The Attempt at a Solution

At t=0:
x''=6
x'=6t+v0
x=3t^2+(v0)(t)

At t=5:
x''=-12t
x'=-6t^2+v1
x=-2t^3+(v1)(t)+x1

At t=7:
x''=-12t
x'=-6t^2+v1
13=-2t^3+(v1)(t)+x1

Now plug in t=5 s into the first set of equations and get:
75+(5)(v0)=x1
30+v0=v1

Plug these two equations into 13=-2t^3+(v1)(t)+x1
As for t in this equation, plug in 2 seconds because this new equation started at t=5 (and hence assume that to be the new starting point, thus 7-5=2).

I get v0 = -15 m/s
The book says the answer is +2. Obviously something went very wrong.

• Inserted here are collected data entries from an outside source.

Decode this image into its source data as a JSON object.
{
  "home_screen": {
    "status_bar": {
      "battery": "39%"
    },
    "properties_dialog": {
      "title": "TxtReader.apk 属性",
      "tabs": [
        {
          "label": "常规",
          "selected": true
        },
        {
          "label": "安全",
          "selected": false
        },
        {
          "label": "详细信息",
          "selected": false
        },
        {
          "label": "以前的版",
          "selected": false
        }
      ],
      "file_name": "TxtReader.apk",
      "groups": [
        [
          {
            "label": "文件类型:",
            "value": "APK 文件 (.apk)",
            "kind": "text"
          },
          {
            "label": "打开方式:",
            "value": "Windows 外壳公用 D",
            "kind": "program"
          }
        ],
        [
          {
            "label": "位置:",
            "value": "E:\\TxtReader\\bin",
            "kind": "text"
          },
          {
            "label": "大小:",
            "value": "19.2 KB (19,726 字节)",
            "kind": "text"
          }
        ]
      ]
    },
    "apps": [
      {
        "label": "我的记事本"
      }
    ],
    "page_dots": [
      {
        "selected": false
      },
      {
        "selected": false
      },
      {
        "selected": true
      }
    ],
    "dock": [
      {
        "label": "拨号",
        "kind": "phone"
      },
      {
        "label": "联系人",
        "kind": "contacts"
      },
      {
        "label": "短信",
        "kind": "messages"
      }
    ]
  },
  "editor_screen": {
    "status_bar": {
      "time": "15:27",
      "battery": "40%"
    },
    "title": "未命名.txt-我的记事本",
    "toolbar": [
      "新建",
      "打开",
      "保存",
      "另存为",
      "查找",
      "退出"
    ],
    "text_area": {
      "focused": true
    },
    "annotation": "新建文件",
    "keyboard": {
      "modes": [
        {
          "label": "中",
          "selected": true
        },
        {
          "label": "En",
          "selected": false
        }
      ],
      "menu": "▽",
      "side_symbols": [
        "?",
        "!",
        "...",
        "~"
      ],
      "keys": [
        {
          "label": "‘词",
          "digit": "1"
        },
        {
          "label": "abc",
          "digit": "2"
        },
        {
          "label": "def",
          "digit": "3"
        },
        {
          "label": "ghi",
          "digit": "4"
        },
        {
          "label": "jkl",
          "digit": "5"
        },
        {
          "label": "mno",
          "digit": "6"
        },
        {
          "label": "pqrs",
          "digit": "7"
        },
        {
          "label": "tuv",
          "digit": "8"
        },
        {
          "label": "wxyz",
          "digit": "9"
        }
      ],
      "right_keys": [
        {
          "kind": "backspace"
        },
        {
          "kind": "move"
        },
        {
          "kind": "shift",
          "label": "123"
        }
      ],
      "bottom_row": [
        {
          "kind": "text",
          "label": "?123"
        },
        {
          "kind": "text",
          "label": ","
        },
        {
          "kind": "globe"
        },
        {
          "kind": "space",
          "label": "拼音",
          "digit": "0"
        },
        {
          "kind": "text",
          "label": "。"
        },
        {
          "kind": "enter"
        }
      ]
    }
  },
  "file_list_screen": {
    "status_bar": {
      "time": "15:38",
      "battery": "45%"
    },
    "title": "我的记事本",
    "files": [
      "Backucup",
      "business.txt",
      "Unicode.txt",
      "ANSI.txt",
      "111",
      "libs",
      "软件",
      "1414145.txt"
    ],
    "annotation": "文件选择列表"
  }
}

Any help would be appreciated.

 

[issacnewton]

Now plug in t=5 s into the first set of equations and get:
75+(5)(v0)=x1
30+v0=v1

How did you get the highlighted equation ?

 

[xzibition8612]

plug t=5 into x'=6t+v0
Then knowing the fact that at t=5 the velocity is described by x'=-6t^2+v1, I set t=0 at this instant and thus 30+v0 = v1

 

[issacnewton]

you are using same constants on integration in different equations. the motion from t=5 to t=7
should have separate constants of integration from the motion t=7 onwards. that's why you are
mixing equations and got the wrong answer

 

[xzibition8612]

But according to the problem, the motion at t=7s follows the same equation as the motion at t=5s (x''=-12), so shouldn't it be the same equations? Can you show me the correct equation? Because from the way I'm reading the problem my way to me is correct, when in fact it's not. I can't see it.